Le quotidien de Louise et Adam avait pris un tout autre tournant. Un silence pesant s'était installé entre eux, comme s'ils étaient plongés dans un monde différent, où la réalité tragique qu'ils avaient découverte semblait irréelle, trop horrible pour être vraie. Évoquer le sujet ensemble aurait rendu la chose tangible, alors ils préféraient se taire. Adam avait réussi à convaincre le professeur Crutzen de changer de sujet pour le devoir de géographie, et il avait rédigé le travail seul.
Louise, de son côté, se sentait de plus en plus isolée. L'idée que chaque personne à qui elle parlait était condamnée à disparaître la terrifiait. À quoi bon tisser des liens, si tout était voué à la disparition ? Elle avait perdu le goût des rencontres et des conversations. Elle ne se sentait pas légitime de vivre, mais elle devait pourtant trouver la force d'aller jusqu'au bout. Adam lui avait demandé de lui faire confiance, mais il était lui aussi un adolescent, impuissant face à leur destin funeste.
Elle se demandait comment son propre père gérait cette situation et si sa mère était au courant. Elle avait des envies de révolte, de crier sa colère à son père, de lui demander s'il comptait simplement faire comme si de rien n'était jusqu'à la dernière seconde. Pour occuper son esprit tourmenté, Louise se plongeait dans des recherches, dépensait sans compter et ne sortait de chez elle que pour se rendre aux cours auxquels ses parents l'obligeaient d'assister. Elle avait l'impression d'évoluer dans un monde alternatif, loin de la réalité quotidienne.

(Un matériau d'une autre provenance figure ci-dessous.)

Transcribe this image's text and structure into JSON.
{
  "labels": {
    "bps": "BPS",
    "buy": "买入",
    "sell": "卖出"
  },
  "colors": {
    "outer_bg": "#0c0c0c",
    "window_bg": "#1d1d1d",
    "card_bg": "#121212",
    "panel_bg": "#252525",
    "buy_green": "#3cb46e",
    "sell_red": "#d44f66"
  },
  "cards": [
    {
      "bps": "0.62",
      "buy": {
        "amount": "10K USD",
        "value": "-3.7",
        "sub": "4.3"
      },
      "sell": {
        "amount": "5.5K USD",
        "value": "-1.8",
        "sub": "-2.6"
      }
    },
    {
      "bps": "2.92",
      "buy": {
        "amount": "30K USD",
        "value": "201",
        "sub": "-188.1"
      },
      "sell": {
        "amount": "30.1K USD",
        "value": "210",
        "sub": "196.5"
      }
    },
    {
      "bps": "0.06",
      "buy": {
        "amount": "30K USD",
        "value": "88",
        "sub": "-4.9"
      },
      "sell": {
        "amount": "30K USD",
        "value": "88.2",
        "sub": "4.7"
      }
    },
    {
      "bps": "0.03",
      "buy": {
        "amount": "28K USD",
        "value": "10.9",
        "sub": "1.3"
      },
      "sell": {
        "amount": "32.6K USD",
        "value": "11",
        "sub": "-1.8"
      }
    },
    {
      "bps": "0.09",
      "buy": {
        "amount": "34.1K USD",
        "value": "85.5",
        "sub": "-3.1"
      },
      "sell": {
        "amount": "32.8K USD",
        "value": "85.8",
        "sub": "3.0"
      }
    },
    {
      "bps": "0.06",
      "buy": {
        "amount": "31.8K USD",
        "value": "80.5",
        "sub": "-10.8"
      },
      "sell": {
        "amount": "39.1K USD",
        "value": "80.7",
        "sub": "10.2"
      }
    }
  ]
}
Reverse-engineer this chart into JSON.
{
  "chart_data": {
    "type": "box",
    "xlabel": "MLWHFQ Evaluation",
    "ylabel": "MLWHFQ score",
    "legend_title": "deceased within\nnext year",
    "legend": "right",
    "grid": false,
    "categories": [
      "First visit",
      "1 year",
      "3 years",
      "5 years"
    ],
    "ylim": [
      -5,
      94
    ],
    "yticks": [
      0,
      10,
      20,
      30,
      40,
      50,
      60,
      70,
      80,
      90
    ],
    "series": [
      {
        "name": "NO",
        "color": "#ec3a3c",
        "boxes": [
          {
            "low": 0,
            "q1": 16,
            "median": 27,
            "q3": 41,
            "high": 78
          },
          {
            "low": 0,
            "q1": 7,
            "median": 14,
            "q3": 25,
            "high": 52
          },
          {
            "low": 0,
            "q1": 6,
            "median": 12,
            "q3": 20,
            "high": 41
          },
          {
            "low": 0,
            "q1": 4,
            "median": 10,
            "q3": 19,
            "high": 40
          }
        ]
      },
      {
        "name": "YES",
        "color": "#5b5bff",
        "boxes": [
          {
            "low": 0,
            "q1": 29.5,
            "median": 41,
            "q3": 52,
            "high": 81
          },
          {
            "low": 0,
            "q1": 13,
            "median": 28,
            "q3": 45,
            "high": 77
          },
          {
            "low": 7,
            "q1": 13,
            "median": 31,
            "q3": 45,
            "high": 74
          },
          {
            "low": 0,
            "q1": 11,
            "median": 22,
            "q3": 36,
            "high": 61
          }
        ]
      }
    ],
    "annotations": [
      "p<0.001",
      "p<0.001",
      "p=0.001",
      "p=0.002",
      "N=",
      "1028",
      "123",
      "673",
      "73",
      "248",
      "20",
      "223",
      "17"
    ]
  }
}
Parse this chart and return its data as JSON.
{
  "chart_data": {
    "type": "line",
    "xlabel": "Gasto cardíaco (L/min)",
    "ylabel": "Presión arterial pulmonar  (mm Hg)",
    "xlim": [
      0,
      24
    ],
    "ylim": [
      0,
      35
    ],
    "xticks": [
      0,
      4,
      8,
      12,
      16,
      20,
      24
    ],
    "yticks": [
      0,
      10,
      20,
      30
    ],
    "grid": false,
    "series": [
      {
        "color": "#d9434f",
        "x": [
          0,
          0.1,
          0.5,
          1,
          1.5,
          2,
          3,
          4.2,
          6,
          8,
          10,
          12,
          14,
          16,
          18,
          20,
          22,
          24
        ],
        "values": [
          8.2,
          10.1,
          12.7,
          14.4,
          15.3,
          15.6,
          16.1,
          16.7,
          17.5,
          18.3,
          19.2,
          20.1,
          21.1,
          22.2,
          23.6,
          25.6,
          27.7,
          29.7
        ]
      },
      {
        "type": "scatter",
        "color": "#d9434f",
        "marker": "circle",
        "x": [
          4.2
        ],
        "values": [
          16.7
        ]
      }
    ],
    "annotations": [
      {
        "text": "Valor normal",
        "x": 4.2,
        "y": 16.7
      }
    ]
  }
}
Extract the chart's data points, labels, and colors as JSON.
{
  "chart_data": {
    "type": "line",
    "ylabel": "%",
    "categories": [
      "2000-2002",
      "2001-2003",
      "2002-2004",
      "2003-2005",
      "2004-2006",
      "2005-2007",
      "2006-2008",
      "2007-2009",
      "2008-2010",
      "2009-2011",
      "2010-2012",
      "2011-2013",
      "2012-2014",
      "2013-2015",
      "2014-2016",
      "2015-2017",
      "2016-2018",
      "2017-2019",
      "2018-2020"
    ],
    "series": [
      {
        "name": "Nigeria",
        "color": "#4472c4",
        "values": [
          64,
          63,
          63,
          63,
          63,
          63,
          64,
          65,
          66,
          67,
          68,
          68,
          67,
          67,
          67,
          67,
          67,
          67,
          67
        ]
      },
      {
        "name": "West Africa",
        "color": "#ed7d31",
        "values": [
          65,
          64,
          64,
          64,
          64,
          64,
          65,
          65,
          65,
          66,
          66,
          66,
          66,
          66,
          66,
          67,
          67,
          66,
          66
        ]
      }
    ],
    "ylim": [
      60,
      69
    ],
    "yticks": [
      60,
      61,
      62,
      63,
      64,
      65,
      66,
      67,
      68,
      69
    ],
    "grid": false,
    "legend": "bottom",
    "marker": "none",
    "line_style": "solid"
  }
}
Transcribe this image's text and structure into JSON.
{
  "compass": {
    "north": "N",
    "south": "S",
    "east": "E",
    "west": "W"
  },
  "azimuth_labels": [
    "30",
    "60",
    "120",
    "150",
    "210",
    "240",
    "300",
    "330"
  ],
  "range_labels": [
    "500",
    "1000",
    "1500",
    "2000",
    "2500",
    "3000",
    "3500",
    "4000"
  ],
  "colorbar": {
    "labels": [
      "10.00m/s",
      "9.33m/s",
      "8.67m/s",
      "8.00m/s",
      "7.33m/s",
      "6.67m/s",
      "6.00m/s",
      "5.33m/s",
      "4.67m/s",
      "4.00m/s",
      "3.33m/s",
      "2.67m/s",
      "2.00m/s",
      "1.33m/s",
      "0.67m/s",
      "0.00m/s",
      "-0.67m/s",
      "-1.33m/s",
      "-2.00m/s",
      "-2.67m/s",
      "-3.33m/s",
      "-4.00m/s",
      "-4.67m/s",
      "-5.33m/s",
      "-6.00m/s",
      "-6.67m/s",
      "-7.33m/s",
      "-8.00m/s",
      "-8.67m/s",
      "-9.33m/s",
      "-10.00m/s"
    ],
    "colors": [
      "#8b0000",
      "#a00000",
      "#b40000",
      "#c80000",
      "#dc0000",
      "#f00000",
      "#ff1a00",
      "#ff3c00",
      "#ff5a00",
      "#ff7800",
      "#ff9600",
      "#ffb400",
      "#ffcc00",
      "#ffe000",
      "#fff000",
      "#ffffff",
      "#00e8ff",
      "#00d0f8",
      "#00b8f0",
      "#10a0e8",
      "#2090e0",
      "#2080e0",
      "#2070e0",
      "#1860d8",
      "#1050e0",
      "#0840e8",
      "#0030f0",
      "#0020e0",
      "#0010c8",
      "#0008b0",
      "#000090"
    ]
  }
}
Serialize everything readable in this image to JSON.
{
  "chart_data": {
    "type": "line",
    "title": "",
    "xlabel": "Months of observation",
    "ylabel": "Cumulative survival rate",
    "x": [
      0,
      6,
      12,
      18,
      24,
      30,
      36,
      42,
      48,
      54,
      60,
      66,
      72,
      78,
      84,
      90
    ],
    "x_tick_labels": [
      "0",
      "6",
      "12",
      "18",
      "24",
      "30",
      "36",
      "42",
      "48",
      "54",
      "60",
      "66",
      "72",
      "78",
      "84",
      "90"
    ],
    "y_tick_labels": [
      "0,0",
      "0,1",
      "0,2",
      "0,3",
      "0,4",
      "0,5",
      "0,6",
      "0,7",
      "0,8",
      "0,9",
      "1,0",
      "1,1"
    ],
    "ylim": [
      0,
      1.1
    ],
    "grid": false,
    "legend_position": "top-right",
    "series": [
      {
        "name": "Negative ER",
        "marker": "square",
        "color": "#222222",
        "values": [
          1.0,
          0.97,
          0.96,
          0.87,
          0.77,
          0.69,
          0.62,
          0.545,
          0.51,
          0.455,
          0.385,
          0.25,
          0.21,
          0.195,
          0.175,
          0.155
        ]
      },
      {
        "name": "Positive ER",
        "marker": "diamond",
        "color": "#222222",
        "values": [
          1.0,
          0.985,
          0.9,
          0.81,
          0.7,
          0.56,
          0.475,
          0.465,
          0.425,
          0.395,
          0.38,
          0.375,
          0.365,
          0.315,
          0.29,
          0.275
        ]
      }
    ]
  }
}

Quant à Adam, il avait constamment les sourcils froncés, son regard se posant souvent sur Louise, presque de manière obsessionnelle. Les mois passaient, et leur communication devenait de plus en plus rare, comme si un abîme s'était creusé entre eux. Dans ces moments de solitude et de questionnements, Louise et Adam se demandaient qui d'entre eux avait raison. Qui était dans le juste ? Fallait- il se résigner à accepter leur destin tragique ou bien chercher à se battre, à trouver une issue ? La confrontation silencieuse de leurs regards reflétait leurs doutes, leurs peurs et leur quête de sens.
7 juin 2050
Wangari se leva avant le coq. Si nécessaire, elle serait allée lui crier dans les oreilles. Elle consulta sa montre pour vérifier le nombre de points qu'elle avait accumulés la veille.
- C'est fait... Enfin ! Nonante-neuf points.
Wangari avait gagné sa place tant désirée. Après cette journée, elle n'aurait plus jamais besoin de ses lunettes connectées. Pourtant, au petit-déjeuner, une certaine morosité régnait dans l'air. Elle aperçut Maynard au loin, remuant une purée ratée dans son assiette. Lui non plus ne semblait pas d'humeur à la fête.
- Tu as remarqué ? Nous sommes en binôme aujourd'hui, déclara Wangari d'une voix douce, une douceur inhabituelle chez elle.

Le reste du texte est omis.